Soon three pairs of severed fingers have been unearthed, and the hunt is on to match them to their owners. This is not quite the party game usually associated with the festive season. When it becomes clear that each victim had one finger removed while alive and the other post-mortem, the search expands to include the bodies too. And as the trio of victims is identified, the case gets even more puzzling. There is nothing at all to link them – so why were they targeted?
Prepare for a dance of the seven veils in book form, as layer by layer, the real purpose of the crimes is revealed. And the person behind them is unlike anyone you’ve met before. The enigmatic Curator of the book’s title leads Poe, Tilly and the rest of the team on a merry dance…
MW Craven has really hit his stride with this series. The lead characters are well fleshed out and the interchanges between phlegmatic, hardbitten Poe and oh-so-literal Tilly are an absolute joy. Add their boss into the mix, a heavily pregnant, wildly hormonal DI Flynn, and everything’s set for some hugely entertaining scenarios. Craven has a lightness of touch worthy of a Mary Berry pastry recipe, and writes with a wry sense of humour that has you laughing out loud – sometimes in the most inappropriate moments.
Because, let me be clear here, this is in no way a cosy read. The humour is spliced between some edge of the seat scenes and this author isn’t afraid to throw in details that set the stomach roiling. The fact that you eagerly keep on going, desperate to discover that happens next, is testament to Craven’s skill as a master plotter.

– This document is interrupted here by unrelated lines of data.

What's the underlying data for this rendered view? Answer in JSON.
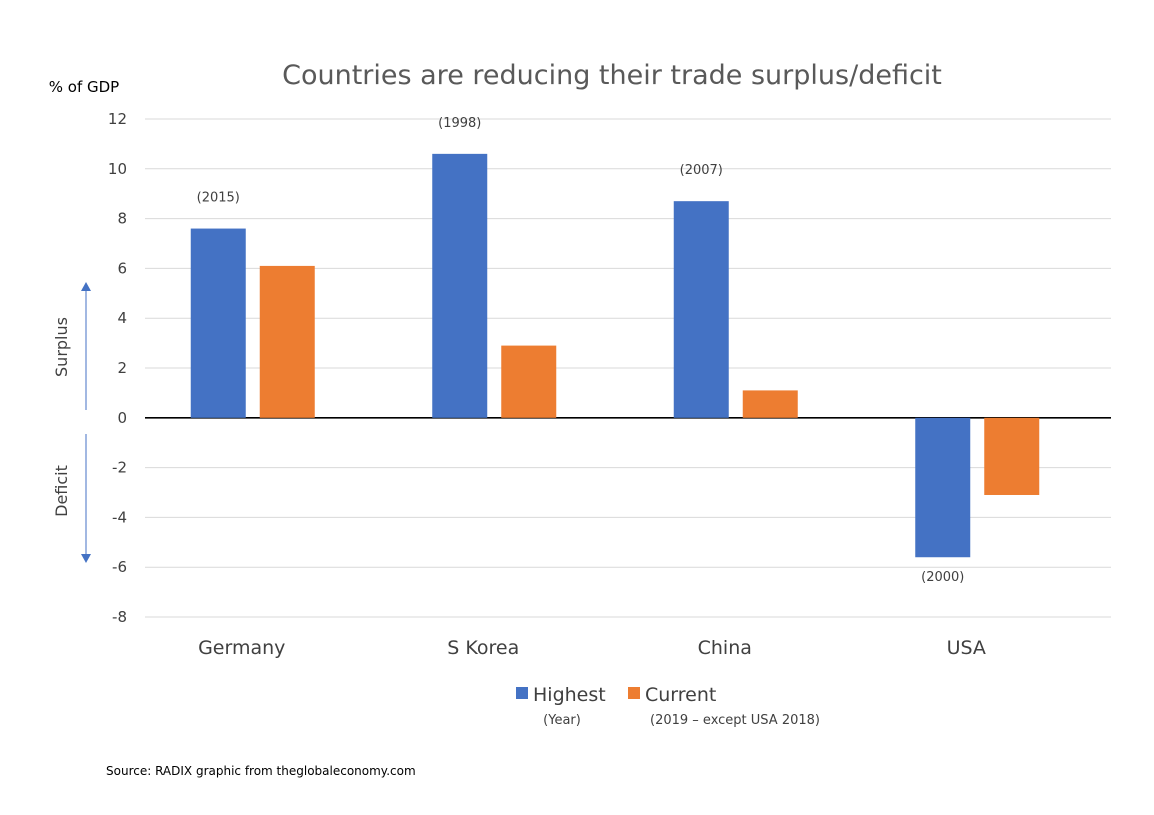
{
  "chart_data": {
    "type": "bar",
    "title": "Countries are reducing their trade surplus/deficit",
    "ylabel": "% of GDP",
    "ylim": [
      -8,
      12
    ],
    "yticks": [
      12,
      10,
      8,
      6,
      4,
      2,
      0,
      -2,
      -4,
      -6,
      -8
    ],
    "grid": true,
    "categories": [
      "Germany",
      "S Korea",
      "China",
      "USA"
    ],
    "series": [
      {
        "name": "Highest",
        "note": "(Year)",
        "color": "#4472C4",
        "values": [
          7.6,
          10.6,
          8.7,
          -5.6
        ],
        "year_labels": [
          "(2015)",
          "(1998)",
          "(2007)",
          "(2000)"
        ]
      },
      {
        "name": "Current",
        "note": "(2019 – except USA 2018)",
        "color": "#ED7D31",
        "values": [
          6.1,
          2.9,
          1.1,
          -3.1
        ]
      }
    ],
    "side_labels": {
      "surplus": "Surplus",
      "deficit": "Deficit"
    },
    "arrow_color": "#4472C4",
    "legend_position": "bottom-center"
  },
  "source": "Source: RADIX graphic from theglobaleconomy.com"
}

Three books in, he’s also given the two leads more free rein, and Poe in particular rises to the occasion. Who knew there was an actual action hero inside him, just waiting for a chance to show his mettle? Tilly isn’t just sat behind her computers either and I particularly enjoyed the scenes involving the pair of them, set on the fictional Montague Island off the Cumbrian coast.

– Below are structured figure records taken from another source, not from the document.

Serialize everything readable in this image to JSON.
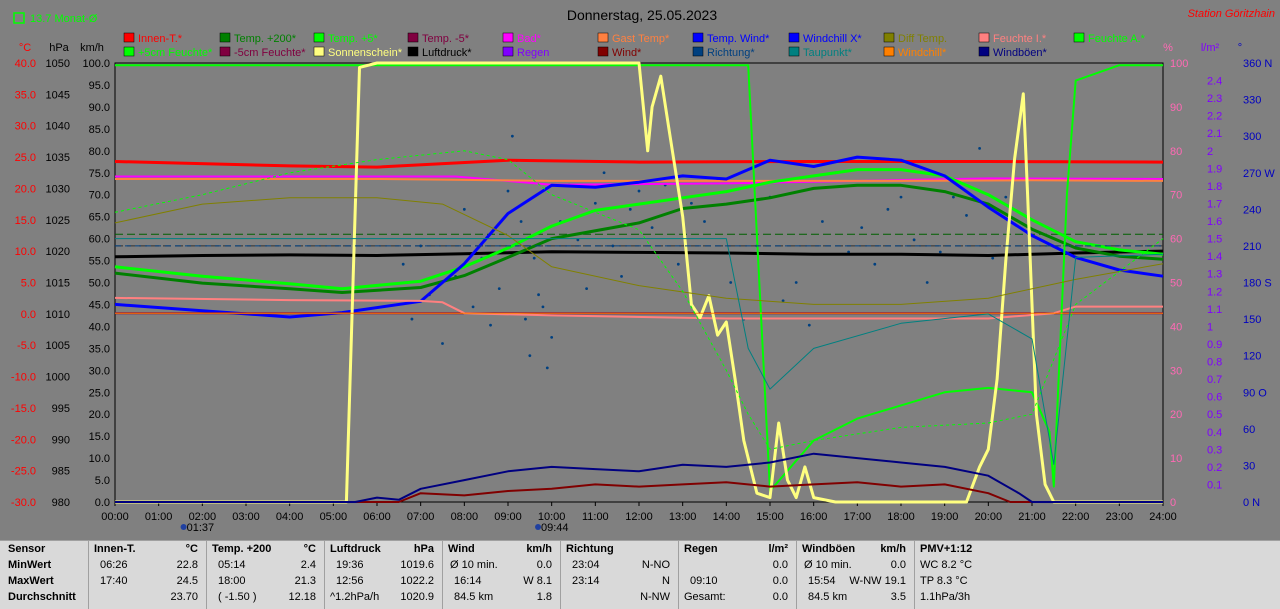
{
  "header": {
    "title": "Donnerstag, 25.05.2023",
    "station": "Station Göritzhain",
    "indicator": "13.7 Monat-Ø"
  },
  "chart_data": {
    "type": "line",
    "title": "Donnerstag, 25.05.2023",
    "x_ticks": [
      "00:00",
      "01:00",
      "02:00",
      "03:00",
      "04:00",
      "05:00",
      "06:00",
      "07:00",
      "08:00",
      "09:00",
      "10:00",
      "11:00",
      "12:00",
      "13:00",
      "14:00",
      "15:00",
      "16:00",
      "17:00",
      "18:00",
      "19:00",
      "20:00",
      "21:00",
      "22:00",
      "23:00",
      "24:00"
    ],
    "x_markers": [
      "01:37",
      "09:44"
    ],
    "axes": {
      "temp": {
        "unit": "°C",
        "min": -30,
        "max": 40,
        "ticks": [
          "40.0",
          "35.0",
          "30.0",
          "25.0",
          "20.0",
          "15.0",
          "10.0",
          "5.0",
          "0.0",
          "-5.0",
          "-10.0",
          "-15.0",
          "-20.0",
          "-25.0",
          "-30.0"
        ],
        "color": "#ff0000"
      },
      "pressure": {
        "unit": "hPa",
        "min": 980,
        "max": 1050,
        "ticks": [
          "1050",
          "1045",
          "1040",
          "1035",
          "1030",
          "1025",
          "1020",
          "1015",
          "1010",
          "1005",
          "1000",
          "995",
          "990",
          "985",
          "980"
        ],
        "color": "#000000"
      },
      "speed": {
        "unit": "km/h",
        "min": 0,
        "max": 100,
        "ticks": [
          "100.0",
          "95.0",
          "90.0",
          "85.0",
          "80.0",
          "75.0",
          "70.0",
          "65.0",
          "60.0",
          "55.0",
          "50.0",
          "45.0",
          "40.0",
          "35.0",
          "30.0",
          "25.0",
          "20.0",
          "15.0",
          "10.0",
          "5.0",
          "0.0"
        ],
        "color": "#000000"
      },
      "percent": {
        "unit": "%",
        "min": 0,
        "max": 100,
        "ticks": [
          "100",
          "90",
          "80",
          "70",
          "60",
          "50",
          "40",
          "30",
          "20",
          "10",
          "0"
        ],
        "color": "#ff69b4"
      },
      "rain": {
        "unit": "l/m²",
        "min": 0,
        "max": 2.5,
        "ticks": [
          "2.4",
          "2.3",
          "2.2",
          "2.1",
          "2",
          "1.9",
          "1.8",
          "1.7",
          "1.6",
          "1.5",
          "1.4",
          "1.3",
          "1.2",
          "1.1",
          "1",
          "0.9",
          "0.8",
          "0.7",
          "0.6",
          "0.5",
          "0.4",
          "0.3",
          "0.2",
          "0.1"
        ],
        "color": "#8000ff"
      },
      "direction": {
        "unit": "°",
        "min": 0,
        "max": 360,
        "ticks": [
          "360 N",
          "330",
          "300",
          "270 W",
          "240",
          "210",
          "180 S",
          "150",
          "120",
          "90 O",
          "60",
          "30",
          "0 N"
        ],
        "color": "#0000c0"
      }
    },
    "legend": [
      {
        "name": "Innen-T.*",
        "color": "#ff0000"
      },
      {
        "name": "Temp. +200*",
        "color": "#008000"
      },
      {
        "name": "Temp. +5*",
        "color": "#00ff00"
      },
      {
        "name": "Temp. -5*",
        "color": "#800040"
      },
      {
        "name": "Bad*",
        "color": "#ff00ff"
      },
      {
        "name": "Gast Temp*",
        "color": "#ff8040"
      },
      {
        "name": "Temp. Wind*",
        "color": "#0000ff"
      },
      {
        "name": "Windchill X*",
        "color": "#0000ff"
      },
      {
        "name": "Diff Temp.",
        "color": "#808000"
      },
      {
        "name": "Feuchte I.*",
        "color": "#ff8080"
      },
      {
        "name": "Feuchte A.*",
        "color": "#00ff00"
      },
      {
        "name": "+5cm Feuchte*",
        "color": "#00ff00"
      },
      {
        "name": "-5cm Feuchte*",
        "color": "#800040"
      },
      {
        "name": "Sonnenschein*",
        "color": "#ffff80"
      },
      {
        "name": "Luftdruck*",
        "color": "#000000"
      },
      {
        "name": "Regen",
        "color": "#8000ff"
      },
      {
        "name": "Wind*",
        "color": "#800000"
      },
      {
        "name": "Richtung*",
        "color": "#004080"
      },
      {
        "name": "Taupunkt*",
        "color": "#008080"
      },
      {
        "name": "Windchill*",
        "color": "#ff8000"
      },
      {
        "name": "Windböen*",
        "color": "#000080"
      }
    ],
    "series": [
      {
        "name": "Innen-T.*",
        "axis": "temp",
        "color": "#ff0000",
        "width": 3,
        "x": [
          0,
          4,
          6,
          9,
          12,
          16,
          20,
          24
        ],
        "y": [
          24.3,
          23.6,
          23.4,
          24.5,
          24.2,
          24.3,
          24.3,
          24.2
        ]
      },
      {
        "name": "Bad*",
        "axis": "temp",
        "color": "#ff00ff",
        "width": 2,
        "x": [
          0,
          6,
          7.8,
          10,
          14,
          20,
          24
        ],
        "y": [
          21.9,
          21.9,
          21.9,
          20.6,
          20.8,
          21.6,
          21.5
        ]
      },
      {
        "name": "Gast Temp*",
        "axis": "temp",
        "color": "#ff8040",
        "width": 2,
        "x": [
          0,
          6,
          10,
          14,
          18,
          21,
          24
        ],
        "y": [
          21.5,
          21.5,
          21.2,
          21.2,
          21.2,
          21.3,
          21.2
        ]
      },
      {
        "name": "Luftdruck*",
        "axis": "pressure",
        "color": "#000000",
        "width": 3,
        "x": [
          0,
          2,
          4,
          6,
          8,
          10,
          12,
          14,
          16,
          18,
          20,
          22,
          24
        ],
        "y": [
          1019.1,
          1019.3,
          1019.4,
          1019.3,
          1019.6,
          1019.9,
          1019.8,
          1019.7,
          1019.5,
          1019.5,
          1019.3,
          1019.7,
          1020.0
        ]
      },
      {
        "name": "Temp. +200*",
        "axis": "temp",
        "color": "#008000",
        "width": 3,
        "x": [
          0,
          2,
          4,
          5.2,
          7,
          8,
          9,
          10,
          12,
          13,
          14,
          15,
          16,
          17,
          18,
          19,
          20,
          21,
          22,
          23,
          24
        ],
        "y": [
          6.5,
          4.9,
          4.0,
          3.4,
          4.2,
          6.1,
          9.0,
          12.0,
          14.5,
          16.8,
          17.5,
          18.5,
          20.0,
          20.5,
          20.5,
          19.5,
          17.5,
          13.5,
          10.5,
          9.2,
          8.7
        ]
      },
      {
        "name": "Temp. +5*",
        "axis": "temp",
        "color": "#00ff00",
        "width": 3,
        "x": [
          0,
          2,
          4,
          5.2,
          7,
          8,
          9,
          10,
          11,
          12,
          13,
          14,
          15,
          16,
          17,
          18,
          19,
          20,
          21,
          22,
          23,
          24
        ],
        "y": [
          7.5,
          6.0,
          4.8,
          4.0,
          5.2,
          7.5,
          10.5,
          14.0,
          16.5,
          17.5,
          18.5,
          19.5,
          21.0,
          22.0,
          23.0,
          23.0,
          22.0,
          19.0,
          15.0,
          11.5,
          10.2,
          9.5
        ]
      },
      {
        "name": "Temp. Wind*",
        "axis": "temp",
        "color": "#0000ff",
        "width": 3,
        "x": [
          0,
          2,
          4,
          5.2,
          7,
          8,
          9,
          10,
          11,
          12,
          13,
          14,
          15,
          16,
          17,
          18,
          19,
          20,
          21,
          22,
          23,
          24
        ],
        "y": [
          1.5,
          0.5,
          -0.5,
          0.2,
          2.0,
          8.0,
          16.0,
          20.5,
          20.2,
          21.0,
          22.0,
          21.5,
          24.5,
          23.5,
          25.0,
          24.5,
          22.0,
          17.0,
          12.5,
          9.0,
          7.0,
          6.0
        ]
      },
      {
        "name": "Temp. -5*",
        "axis": "temp",
        "color": "#800040",
        "width": 2,
        "x": [
          0,
          24
        ],
        "y": [
          0.1,
          0.1
        ]
      },
      {
        "name": "Feuchte I.*",
        "axis": "percent",
        "color": "#ff8080",
        "width": 2,
        "x": [
          0,
          4,
          7,
          7.5,
          8,
          10,
          14,
          20,
          21.5,
          22,
          24
        ],
        "y": [
          46.5,
          46.0,
          45.8,
          45.5,
          43.0,
          42.5,
          41.8,
          41.8,
          43.0,
          44.5,
          44.5
        ]
      },
      {
        "name": "Feuchte A.*",
        "axis": "percent",
        "color": "#00ff00",
        "width": 2,
        "x": [
          0,
          14.5,
          15,
          16,
          17,
          18,
          19,
          20,
          21,
          21.4,
          21.5,
          21.8,
          22,
          23,
          24
        ],
        "y": [
          99.5,
          99.5,
          2.5,
          14.0,
          19.0,
          22.0,
          25.0,
          26.0,
          25.0,
          16.0,
          3.5,
          70.0,
          96.0,
          99.5,
          99.5
        ]
      },
      {
        "name": "Sonnenschein*",
        "axis": "percent",
        "color": "#ffff80",
        "width": 3,
        "x": [
          0,
          5.3,
          5.6,
          6,
          12,
          12.2,
          12.3,
          12.5,
          12.7,
          13,
          13.2,
          13.4,
          13.6,
          13.8,
          14,
          14.2,
          14.4,
          14.7,
          15,
          15.2,
          15.4,
          15.6,
          15.8,
          16,
          16.5,
          19.5,
          19.8,
          20,
          20.2,
          20.4,
          20.6,
          20.8,
          20.9,
          21,
          21.1,
          21.3,
          21.5,
          24
        ],
        "y": [
          0,
          0,
          99,
          100,
          100,
          80,
          90,
          97,
          84,
          65,
          45,
          42,
          47,
          38,
          41,
          28,
          14,
          2,
          1,
          18,
          5,
          1,
          8,
          1,
          0,
          0,
          8,
          12,
          28,
          55,
          78,
          93,
          70,
          45,
          20,
          4,
          0,
          0
        ]
      },
      {
        "name": "Wind*",
        "axis": "speed",
        "color": "#800000",
        "width": 2,
        "x": [
          0,
          6.5,
          7,
          8,
          9,
          10,
          11,
          12,
          13,
          14,
          15,
          16,
          17,
          18,
          19,
          20,
          20.5,
          24
        ],
        "y": [
          0,
          0,
          2,
          1.5,
          2.5,
          3,
          4,
          3.5,
          4,
          4.5,
          3.5,
          4,
          4.5,
          3.5,
          4,
          2,
          0,
          0
        ]
      },
      {
        "name": "Windböen*",
        "axis": "speed",
        "color": "#000080",
        "width": 2,
        "x": [
          0,
          5.5,
          6,
          6.5,
          7,
          8,
          9,
          10,
          11,
          12,
          13,
          14,
          15,
          16,
          17,
          18,
          19,
          20,
          20.7,
          21,
          24
        ],
        "y": [
          0,
          0,
          1,
          0.5,
          3,
          5,
          7,
          8,
          7.5,
          7,
          8.5,
          8,
          9,
          11,
          10,
          9,
          8,
          6,
          2,
          0,
          0
        ]
      },
      {
        "name": "Windchill*",
        "axis": "temp",
        "color": "#ff8000",
        "width": 1,
        "x": [
          0,
          24
        ],
        "y": [
          0.1,
          0.1
        ]
      },
      {
        "name": "Diff Temp.",
        "axis": "temp",
        "color": "#808000",
        "width": 1,
        "dash": "",
        "x": [
          0,
          2,
          4,
          6,
          7.5,
          9,
          10,
          12,
          14,
          16,
          18,
          20,
          22,
          24
        ],
        "y": [
          14.5,
          17.5,
          18.5,
          18.5,
          17.5,
          12.5,
          7.5,
          4.5,
          2.5,
          1.5,
          1.5,
          2.5,
          5.5,
          8.0
        ]
      },
      {
        "name": "+5cm Feuchte*",
        "axis": "percent",
        "color": "#00ff00",
        "width": 1,
        "dash": "3,3",
        "x": [
          0,
          2,
          4,
          6,
          8,
          9,
          10,
          12,
          13,
          14,
          14.5,
          15,
          16,
          18,
          20,
          21,
          22,
          24
        ],
        "y": [
          66,
          70,
          75,
          78,
          80,
          78,
          70,
          62,
          48,
          30,
          20,
          12,
          14,
          17,
          18,
          20,
          45,
          60
        ]
      },
      {
        "name": "Taupunkt*",
        "axis": "temp",
        "color": "#008080",
        "width": 1,
        "x": [
          0,
          14,
          14.5,
          15,
          16,
          18,
          20,
          21,
          21.5,
          22,
          24
        ],
        "y": [
          12.0,
          12.0,
          -5.5,
          -12.0,
          -5.5,
          -1.5,
          0,
          -4,
          -24,
          9,
          9.5
        ]
      },
      {
        "name": "Richtung*",
        "axis": "direction",
        "color": "#004080",
        "width": 1,
        "dash": "6,4",
        "x": [
          0,
          24
        ],
        "y": [
          210,
          210
        ]
      }
    ],
    "scatter": {
      "name": "Richtung points",
      "axis": "direction",
      "color": "#004080",
      "x": [
        6.6,
        6.8,
        7.0,
        7.2,
        7.5,
        7.8,
        8.0,
        8.2,
        8.4,
        8.6,
        8.8,
        9.0,
        9.1,
        9.2,
        9.3,
        9.4,
        9.5,
        9.6,
        9.7,
        9.8,
        9.9,
        10.0,
        10.2,
        10.4,
        10.6,
        10.8,
        11.0,
        11.2,
        11.4,
        11.6,
        11.8,
        12.0,
        12.3,
        12.6,
        12.9,
        13.2,
        13.5,
        13.8,
        14.1,
        14.4,
        14.7,
        15.0,
        15.3,
        15.6,
        15.9,
        16.2,
        16.5,
        16.8,
        17.1,
        17.4,
        17.7,
        18.0,
        18.3,
        18.6,
        18.9,
        19.2,
        19.5,
        19.8,
        20.1,
        20.4
      ],
      "y": [
        195,
        150,
        210,
        170,
        130,
        185,
        240,
        160,
        200,
        145,
        175,
        255,
        300,
        280,
        230,
        150,
        120,
        200,
        170,
        160,
        110,
        135,
        230,
        260,
        215,
        175,
        245,
        270,
        210,
        185,
        240,
        255,
        225,
        260,
        195,
        245,
        230,
        265,
        180,
        150,
        210,
        250,
        165,
        180,
        145,
        230,
        270,
        205,
        225,
        195,
        240,
        250,
        215,
        180,
        205,
        250,
        235,
        290,
        200,
        250
      ]
    }
  },
  "stats": {
    "sensor": {
      "header": "Sensor",
      "rows": [
        "MinWert",
        "MaxWert",
        "Durchschnitt"
      ]
    },
    "innen": {
      "header": "Innen-T.",
      "unit": "°C",
      "rows": [
        [
          "06:26",
          "22.8"
        ],
        [
          "17:40",
          "24.5"
        ],
        [
          "",
          "23.70"
        ]
      ]
    },
    "temp200": {
      "header": "Temp. +200",
      "unit": "°C",
      "rows": [
        [
          "05:14",
          "2.4"
        ],
        [
          "18:00",
          "21.3"
        ],
        [
          "( -1.50 )",
          "12.18"
        ]
      ]
    },
    "luftdruck": {
      "header": "Luftdruck",
      "unit": "hPa",
      "rows": [
        [
          "19:36",
          "1019.6"
        ],
        [
          "12:56",
          "1022.2"
        ],
        [
          "^1.2hPa/h",
          "1020.9"
        ]
      ]
    },
    "wind": {
      "header": "Wind",
      "unit": "km/h",
      "rows": [
        [
          "Ø 10 min.",
          "0.0"
        ],
        [
          "16:14",
          "W 8.1"
        ],
        [
          "84.5 km",
          "1.8"
        ]
      ]
    },
    "richtung": {
      "header": "Richtung",
      "rows": [
        [
          "23:04",
          "N-NO"
        ],
        [
          "23:14",
          "N"
        ],
        [
          "",
          "N-NW"
        ]
      ]
    },
    "regen": {
      "header": "Regen",
      "unit": "l/m²",
      "rows": [
        [
          "",
          "0.0"
        ],
        [
          "09:10",
          "0.0"
        ],
        [
          "Gesamt:",
          "0.0"
        ]
      ]
    },
    "windboeen": {
      "header": "Windböen",
      "unit": "km/h",
      "rows": [
        [
          "Ø 10 min.",
          "0.0"
        ],
        [
          "15:54",
          "W-NW 19.1"
        ],
        [
          "84.5 km",
          "3.5"
        ]
      ]
    },
    "pmv": {
      "header": "PMV+1:12",
      "rows": [
        "WC 8.2 °C",
        "TP 8.3 °C",
        "1.1hPa/3h"
      ]
    }
  }
}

Don’t take your eyes away from the print for a second or you’re bound to miss something, because The Curator is one of those slippery eels of a book where, just when you think you’ve grasped the thread of the plot, it slides through your fingers and swims away with nary a backward glance. In short, MW Craven has come up with another mighty fine read that’s both engaging and entertaining and ready to wrong-foot you when you least expect it. Do we really have to wait another 12 months before book four is published?